4. En deuxième lieu, il ne résulte d'aucune disposition que l'avis de la commission de contrôle exigé en application des dispositions citées au point 2 du présent arrêt doive être précédé de la possibilité pour le salarié de faire valoir ses observations orales ou écrites devant cette commission. Si M. A... soutient que cette absence de convocation l'a empêché de faire valoir ses observations en défense, il ne conteste pas que, par un courrier du 16 mai 2018, il a explicitement manifesté son refus de se rendre à l'entretien préalable fixé le même jour et qu'il ne s'est pas non plus présenté à l'entretien fixé le 4 juillet 2018 dans le cadre de l'enquête contradictoire. Ainsi M. A..., qui ne développe par ailleurs aucunement les arguments qu'il aurait entendu porter à la connaissance de la commission de contrôle, a été mis en mesure de faire valoir utilement ses observations en défense. Les moyens tirés de ce que la décision en litige serait irrégulière du fait d'une absence de convocation devant cette commission et de ce que le principe général des droits de la défense aurait été méconnu doit par suite être écarté.

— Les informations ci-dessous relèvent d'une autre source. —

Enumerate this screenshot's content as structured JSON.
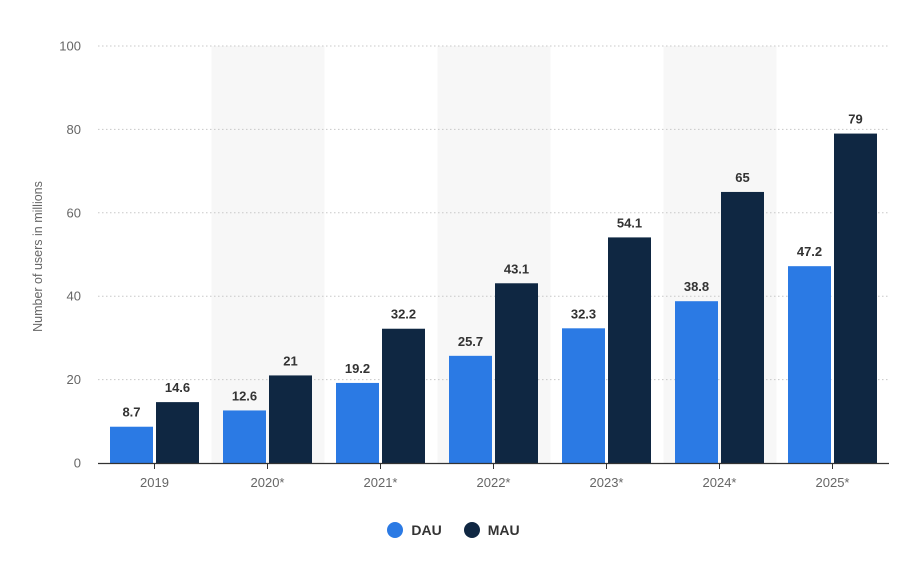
{
  "chart_data": {
    "type": "bar",
    "ylabel": "Number of users in millions",
    "xlabel": "",
    "ylim": [
      0,
      100
    ],
    "yticks": [
      0,
      20,
      40,
      60,
      80,
      100
    ],
    "grid": true,
    "legend_position": "bottom-center",
    "categories": [
      "2019",
      "2020*",
      "2021*",
      "2022*",
      "2023*",
      "2024*",
      "2025*"
    ],
    "series": [
      {
        "name": "DAU",
        "color": "#2b7ae4",
        "values": [
          8.7,
          12.6,
          19.2,
          25.7,
          32.3,
          38.8,
          47.2
        ],
        "labels": [
          "8.7",
          "12.6",
          "19.2",
          "25.7",
          "32.3",
          "38.8",
          "47.2"
        ]
      },
      {
        "name": "MAU",
        "color": "#0f2742",
        "values": [
          14.6,
          21,
          32.2,
          43.1,
          54.1,
          65,
          79
        ],
        "labels": [
          "14.6",
          "21",
          "32.2",
          "43.1",
          "54.1",
          "65",
          "79"
        ]
      }
    ]
  }
}
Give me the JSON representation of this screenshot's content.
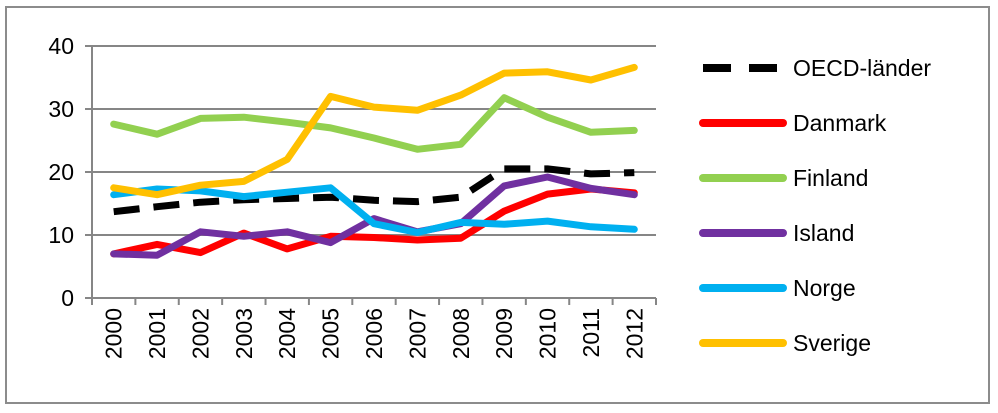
{
  "chart_data": {
    "type": "line",
    "title": "",
    "xlabel": "",
    "ylabel": "",
    "categories": [
      "2000",
      "2001",
      "2002",
      "2003",
      "2004",
      "2005",
      "2006",
      "2007",
      "2008",
      "2009",
      "2010",
      "2011",
      "2012"
    ],
    "ylim": [
      0,
      40
    ],
    "yticks": [
      "0",
      "10",
      "20",
      "30",
      "40"
    ],
    "grid": true,
    "legend_position": "right",
    "series": [
      {
        "name": "OECD-länder",
        "color": "#000000",
        "dashed": true,
        "values": [
          13.7,
          14.5,
          15.2,
          15.6,
          15.8,
          16.0,
          15.5,
          15.3,
          16.0,
          20.5,
          20.5,
          19.7,
          19.9
        ]
      },
      {
        "name": "Danmark",
        "color": "#ff0000",
        "dashed": false,
        "values": [
          7.0,
          8.5,
          7.2,
          10.3,
          7.8,
          9.8,
          9.6,
          9.2,
          9.5,
          13.8,
          16.5,
          17.3,
          16.7
        ]
      },
      {
        "name": "Finland",
        "color": "#92d050",
        "dashed": false,
        "values": [
          27.6,
          26.0,
          28.5,
          28.7,
          27.9,
          27.0,
          25.4,
          23.6,
          24.4,
          31.8,
          28.7,
          26.3,
          26.6
        ]
      },
      {
        "name": "Island",
        "color": "#7030a0",
        "dashed": false,
        "values": [
          7.0,
          6.8,
          10.5,
          9.8,
          10.5,
          8.8,
          12.6,
          10.5,
          11.8,
          17.8,
          19.2,
          17.4,
          16.4
        ]
      },
      {
        "name": "Norge",
        "color": "#00b0f0",
        "dashed": false,
        "values": [
          16.4,
          17.3,
          17.0,
          16.1,
          16.8,
          17.5,
          11.8,
          10.4,
          12.0,
          11.7,
          12.2,
          11.3,
          10.9
        ]
      },
      {
        "name": "Sverige",
        "color": "#ffc000",
        "dashed": false,
        "values": [
          17.5,
          16.4,
          17.9,
          18.5,
          22.0,
          32.0,
          30.3,
          29.8,
          32.2,
          35.7,
          35.9,
          34.6,
          36.6
        ]
      }
    ]
  }
}
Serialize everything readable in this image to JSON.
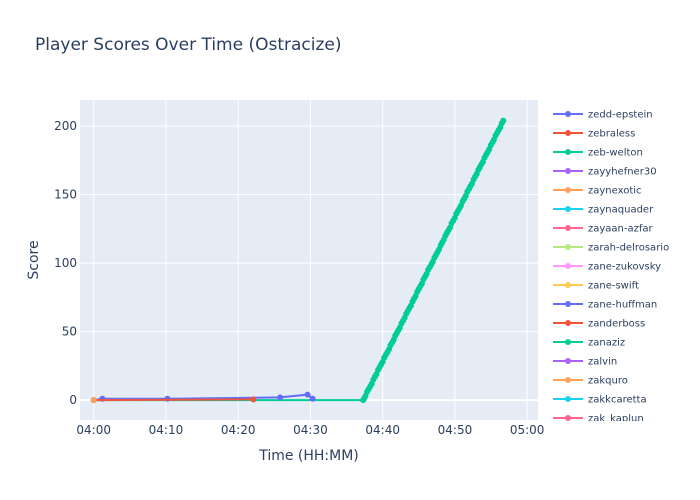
{
  "chart_data": {
    "type": "line",
    "title": "Player Scores Over Time (Ostracize)",
    "xlabel": "Time (HH:MM)",
    "ylabel": "Score",
    "x_ticks": [
      "04:00",
      "04:10",
      "04:20",
      "04:30",
      "04:40",
      "04:50",
      "05:00"
    ],
    "y_ticks": [
      0,
      50,
      100,
      150,
      200
    ],
    "xlim_minutes": [
      -1.9,
      61.5
    ],
    "ylim": [
      -14.5,
      219
    ],
    "grid": true,
    "legend_position": "right",
    "series": [
      {
        "name": "zedd-epstein",
        "color": "#636efa",
        "points": [
          [
            0.0,
            0
          ],
          [
            1.2,
            1
          ],
          [
            10.2,
            1
          ],
          [
            25.8,
            2
          ],
          [
            29.6,
            4
          ],
          [
            30.3,
            1
          ]
        ]
      },
      {
        "name": "zebraless",
        "color": "#ef553b",
        "points": [
          [
            0.0,
            0
          ],
          [
            22.1,
            0.5
          ]
        ]
      },
      {
        "name": "zeb-welton",
        "color": "#00cc96",
        "points": "ramp"
      },
      {
        "name": "zayyhefner30",
        "color": "#ab63fa",
        "points": []
      },
      {
        "name": "zaynexotic",
        "color": "#ffa15a",
        "points": [
          [
            0.0,
            0
          ]
        ]
      },
      {
        "name": "zaynaquader",
        "color": "#19d3f3",
        "points": []
      },
      {
        "name": "zayaan-azfar",
        "color": "#ff6692",
        "points": []
      },
      {
        "name": "zarah-delrosario",
        "color": "#b6e880",
        "points": []
      },
      {
        "name": "zane-zukovsky",
        "color": "#ff97ff",
        "points": []
      },
      {
        "name": "zane-swift",
        "color": "#fecb52",
        "points": []
      },
      {
        "name": "zane-huffman",
        "color": "#636efa",
        "points": []
      },
      {
        "name": "zanderboss",
        "color": "#ef553b",
        "points": []
      },
      {
        "name": "zanaziz",
        "color": "#00cc96",
        "points": []
      },
      {
        "name": "zalvin",
        "color": "#ab63fa",
        "points": []
      },
      {
        "name": "zakquro",
        "color": "#ffa15a",
        "points": []
      },
      {
        "name": "zakkcaretta",
        "color": "#19d3f3",
        "points": []
      },
      {
        "name": "zak_kaplun",
        "color": "#ff6692",
        "points": []
      }
    ],
    "ramp_series": {
      "flat_start": [
        0.0,
        0
      ],
      "flat_end": [
        37.3,
        0
      ],
      "rise_start": [
        37.4,
        1
      ],
      "rise_end": [
        56.7,
        204
      ]
    }
  }
}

5. En dernier lieu, il ressort des pièces du dossier que le jour même de sa réintégration effective au sein du SISTRA, le 21 février 2018, M. A... a adressé une demande de congés légaux et de congés sans solde pour la période du 13 mars au 20 avril 2018. Par un courriel du 8 mars 2018, son employeur a rejeté sa demande, au regard notamment des difficultés rencontrées par le service pour assurer pleinement son activité. Par un courrier du 12 mars 2018, M. A... a renouvelé sa demande de congés. Au cours de la réunion de service du même jour puis par courriel, son employeur a confirmé le refus de lui accorder les congés sollicités. L'intéressé, qui ne conteste pas qu'il a décidé sciemment de passer outre le rejet de sa demande de congés ainsi que la mise en demeure qui lui a été faite le 4 avril 2018, ne s'est pas présenté à son poste de travail du 13 mars au 20 avril 2018, soit pendant une durée de trente-deux jours. Contrairement à ce que soutient M. A..., ni la programmation depuis le mois de décembre 2017 d'un séjour en Belgique afin de rejoindre une partie de sa famille, ni le délai avec lequel le SISTRA a procédé à sa réintégration au sein du service ne constituent des circonstances de nature à ôter à cette absence, particulièrement longue et intervenue en méconnaissant délibérément les instructions de son employeur, son caractère fautif. En outre, il n'est pas sérieusement contesté que cette absence est intervenue alors que son service était en sous-effectif et, si M. A... soutient qu'aucune visite n'était programmé au cours de sa période d'absence, les plannings du SISTRA versés au dossier montrent qu'entre le 15 mars et le 29 mars au moins, quatorze rendez-vous auprès de différentes entreprises relevant de son secteur ont dû être confiés à quatre autres médecins du service. De plus, par un courriel du 14 mars 2018 adressé au SISTRA, les services de l'une de ces entreprises s'inquiétaient de l'annulation des visites prévues pour le mois de mars et de " la capacité du SISTRA à assurer ses missions ". Dans ces conditions, l'absence non autorisée de l'intéressé constitue une faute d'une gravité suffisante pour justifier son licenciement.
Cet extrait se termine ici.